Verovolco me lanzó una mirada de complicidad al ver que su propio flirteo había quedado desplazado. Pero yo ya estaba acostumbrado a que Helena Justina hiciera amigos inesperados.
—¡Hacia mi nueva casa! —gritó el rey alegremente al tiempo que se envolvía en una enorme y reluciente toga como si se tratara de una bata de las que se llevan en los baños. Yo había visto legados imperiales de linaje desde los tiempos de la lucha de Rómulo y necesitaban cuatro ayudas de cámara para que les ayudaran con los pliegues de la toga.
No es necesario decir que yo todavía no había desempacado mis propias vestiduras formales de lana. Era muy posible que al abandonar Roma me hubiera olvidado de incluirlas en mi equipaje. Sólo me quedaba esperar que Togidubno no tuviera en cuenta ese desliz. ¿Incluirían los cursos de romanización para reyes provinciales conferencias sobre modales refinados? «Procura que tus invitados se sientan cómodos.» «Haz caso omiso del comportamiento grosero de los brutos inferiores a ti». Hubo un tiempo en que mi madre me alimentaba con cosas como ésas, lo que pasa es que yo no escuchaba.
Cuando saltó de su tarima para unirse a nosotros, el rey me agarró la mano y me dio un buen apretón romano. Hizo lo mismo con Helena. Verovolco, que debía de ser más observador de lo que parecía, siguió su ejemplo, y me aplastó la manaza como si fuera un hermano de sangre que hubiera estado bebiendo conmigo durante las últimas doce horas, y luego se aferró a los largos dedos de Helena de forma un poco menos violenta pero con una admiración igual de embarazosa.

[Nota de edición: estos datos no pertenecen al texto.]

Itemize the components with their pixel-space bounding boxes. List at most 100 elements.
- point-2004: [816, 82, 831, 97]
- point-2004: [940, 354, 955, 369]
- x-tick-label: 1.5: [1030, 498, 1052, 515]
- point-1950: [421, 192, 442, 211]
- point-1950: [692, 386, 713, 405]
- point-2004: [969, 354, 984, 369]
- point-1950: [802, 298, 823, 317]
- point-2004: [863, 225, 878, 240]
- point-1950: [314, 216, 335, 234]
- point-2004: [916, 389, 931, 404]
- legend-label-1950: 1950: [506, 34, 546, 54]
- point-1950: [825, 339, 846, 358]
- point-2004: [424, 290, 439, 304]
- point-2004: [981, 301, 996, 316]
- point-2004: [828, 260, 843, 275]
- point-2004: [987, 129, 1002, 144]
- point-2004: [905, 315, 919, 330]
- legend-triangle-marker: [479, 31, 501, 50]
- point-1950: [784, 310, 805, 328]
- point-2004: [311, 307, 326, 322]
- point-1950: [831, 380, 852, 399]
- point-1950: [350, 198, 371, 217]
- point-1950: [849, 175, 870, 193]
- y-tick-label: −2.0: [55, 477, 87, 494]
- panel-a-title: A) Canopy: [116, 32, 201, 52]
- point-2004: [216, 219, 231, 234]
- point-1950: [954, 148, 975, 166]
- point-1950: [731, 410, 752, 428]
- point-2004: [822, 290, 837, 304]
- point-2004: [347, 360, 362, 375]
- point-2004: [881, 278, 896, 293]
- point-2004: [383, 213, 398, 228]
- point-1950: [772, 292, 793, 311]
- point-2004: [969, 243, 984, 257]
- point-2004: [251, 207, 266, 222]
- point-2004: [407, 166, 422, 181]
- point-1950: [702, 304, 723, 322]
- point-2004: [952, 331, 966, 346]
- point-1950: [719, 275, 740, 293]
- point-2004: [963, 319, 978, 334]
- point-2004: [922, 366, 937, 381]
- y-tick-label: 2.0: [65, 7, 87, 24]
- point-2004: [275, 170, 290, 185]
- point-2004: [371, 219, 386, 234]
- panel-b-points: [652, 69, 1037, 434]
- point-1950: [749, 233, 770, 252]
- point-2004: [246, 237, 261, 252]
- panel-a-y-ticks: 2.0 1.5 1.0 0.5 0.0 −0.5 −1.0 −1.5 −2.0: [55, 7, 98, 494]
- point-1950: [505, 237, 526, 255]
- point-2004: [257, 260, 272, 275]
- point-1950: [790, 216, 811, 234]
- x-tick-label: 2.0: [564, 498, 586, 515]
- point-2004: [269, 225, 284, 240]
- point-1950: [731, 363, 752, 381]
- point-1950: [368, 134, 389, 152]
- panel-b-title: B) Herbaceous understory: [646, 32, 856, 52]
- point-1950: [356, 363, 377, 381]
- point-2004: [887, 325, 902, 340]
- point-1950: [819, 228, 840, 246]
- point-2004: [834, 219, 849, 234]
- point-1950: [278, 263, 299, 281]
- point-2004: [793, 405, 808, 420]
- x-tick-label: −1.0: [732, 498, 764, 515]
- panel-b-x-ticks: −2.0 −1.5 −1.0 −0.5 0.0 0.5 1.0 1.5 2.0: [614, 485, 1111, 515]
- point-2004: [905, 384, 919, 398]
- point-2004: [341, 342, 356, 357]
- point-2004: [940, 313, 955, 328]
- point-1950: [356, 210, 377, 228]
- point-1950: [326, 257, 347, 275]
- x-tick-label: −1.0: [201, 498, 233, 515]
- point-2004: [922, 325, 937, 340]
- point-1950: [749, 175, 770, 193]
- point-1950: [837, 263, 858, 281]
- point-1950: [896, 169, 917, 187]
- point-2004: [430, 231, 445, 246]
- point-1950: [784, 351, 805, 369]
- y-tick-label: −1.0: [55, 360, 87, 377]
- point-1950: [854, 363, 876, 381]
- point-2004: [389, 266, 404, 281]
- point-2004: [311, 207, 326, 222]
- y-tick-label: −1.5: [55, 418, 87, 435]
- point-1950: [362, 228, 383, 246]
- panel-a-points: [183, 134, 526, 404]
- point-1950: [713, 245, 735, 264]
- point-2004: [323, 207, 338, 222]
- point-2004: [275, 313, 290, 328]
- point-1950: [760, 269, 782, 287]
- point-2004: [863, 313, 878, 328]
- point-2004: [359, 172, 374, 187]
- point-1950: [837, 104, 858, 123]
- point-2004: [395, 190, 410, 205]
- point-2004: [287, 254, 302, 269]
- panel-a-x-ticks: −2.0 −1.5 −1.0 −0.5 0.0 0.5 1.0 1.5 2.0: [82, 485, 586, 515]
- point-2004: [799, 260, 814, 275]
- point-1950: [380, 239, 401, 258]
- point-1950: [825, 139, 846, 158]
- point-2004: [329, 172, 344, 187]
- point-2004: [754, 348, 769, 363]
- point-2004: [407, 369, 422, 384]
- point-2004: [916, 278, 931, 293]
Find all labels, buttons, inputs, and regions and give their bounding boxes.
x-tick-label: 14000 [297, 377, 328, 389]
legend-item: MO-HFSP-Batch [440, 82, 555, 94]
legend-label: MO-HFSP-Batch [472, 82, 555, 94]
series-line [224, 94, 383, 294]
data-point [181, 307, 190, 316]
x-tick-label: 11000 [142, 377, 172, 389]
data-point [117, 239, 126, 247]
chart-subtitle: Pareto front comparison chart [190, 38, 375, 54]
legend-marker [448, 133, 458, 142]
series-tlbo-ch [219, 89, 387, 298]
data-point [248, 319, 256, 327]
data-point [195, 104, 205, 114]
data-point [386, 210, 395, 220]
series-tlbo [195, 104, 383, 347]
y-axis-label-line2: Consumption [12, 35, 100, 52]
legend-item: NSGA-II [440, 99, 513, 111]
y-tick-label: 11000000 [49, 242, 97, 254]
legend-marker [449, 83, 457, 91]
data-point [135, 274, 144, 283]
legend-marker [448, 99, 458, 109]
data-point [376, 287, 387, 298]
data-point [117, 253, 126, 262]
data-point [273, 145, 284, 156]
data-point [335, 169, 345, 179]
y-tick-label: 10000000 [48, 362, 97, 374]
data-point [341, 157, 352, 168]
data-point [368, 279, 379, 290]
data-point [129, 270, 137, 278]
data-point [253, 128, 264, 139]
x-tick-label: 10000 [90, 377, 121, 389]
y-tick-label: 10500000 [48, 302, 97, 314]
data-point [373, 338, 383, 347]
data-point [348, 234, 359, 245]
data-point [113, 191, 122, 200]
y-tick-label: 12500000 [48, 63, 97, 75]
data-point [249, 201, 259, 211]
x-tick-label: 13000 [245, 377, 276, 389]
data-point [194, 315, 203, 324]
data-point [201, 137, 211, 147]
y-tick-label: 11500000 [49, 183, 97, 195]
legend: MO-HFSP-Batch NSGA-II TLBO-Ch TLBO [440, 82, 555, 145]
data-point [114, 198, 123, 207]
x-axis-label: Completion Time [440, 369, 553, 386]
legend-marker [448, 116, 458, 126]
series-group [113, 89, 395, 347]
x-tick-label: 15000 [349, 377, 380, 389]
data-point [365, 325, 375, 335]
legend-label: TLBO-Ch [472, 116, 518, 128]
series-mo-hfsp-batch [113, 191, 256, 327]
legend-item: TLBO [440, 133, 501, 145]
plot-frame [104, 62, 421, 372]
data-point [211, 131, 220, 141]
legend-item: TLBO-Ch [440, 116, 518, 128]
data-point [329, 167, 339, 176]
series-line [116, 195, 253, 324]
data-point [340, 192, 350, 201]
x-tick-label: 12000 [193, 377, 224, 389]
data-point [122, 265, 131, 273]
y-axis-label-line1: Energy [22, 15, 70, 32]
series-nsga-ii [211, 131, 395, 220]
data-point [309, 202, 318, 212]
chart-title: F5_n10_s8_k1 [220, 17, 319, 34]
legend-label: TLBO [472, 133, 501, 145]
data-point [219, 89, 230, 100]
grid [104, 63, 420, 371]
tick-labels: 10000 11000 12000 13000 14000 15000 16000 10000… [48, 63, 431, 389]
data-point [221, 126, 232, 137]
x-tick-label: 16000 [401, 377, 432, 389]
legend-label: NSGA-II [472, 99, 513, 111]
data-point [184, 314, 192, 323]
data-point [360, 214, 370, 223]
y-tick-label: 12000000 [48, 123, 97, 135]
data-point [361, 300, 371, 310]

Mientras nos dirigíamos todos a ver a Pomponio, empecé a darme cuenta de por qué Togidubno se había hecho amigo de Vespasiano y lo seguía siendo. Ambos habían ascendido desde situaciones sociales inferiores, pero sacaron el máximo provecho de ello utilizando el talento y manteniéndose en el poder. Tuve la triste impresión de que acabaría teniendo un verdadero sentido de la obligación para con el rey. Todavía pensaba que su nuevo palacio era un lujo desproporcionado. Pero, ya que los impuestos de los romanos de a pie se habían destinado a pagarlo, y que no había duda de que el dinero iba a parar a las arcas de alguien, quizá fuera mejor que me asegurara que esa elegante casa se construyera.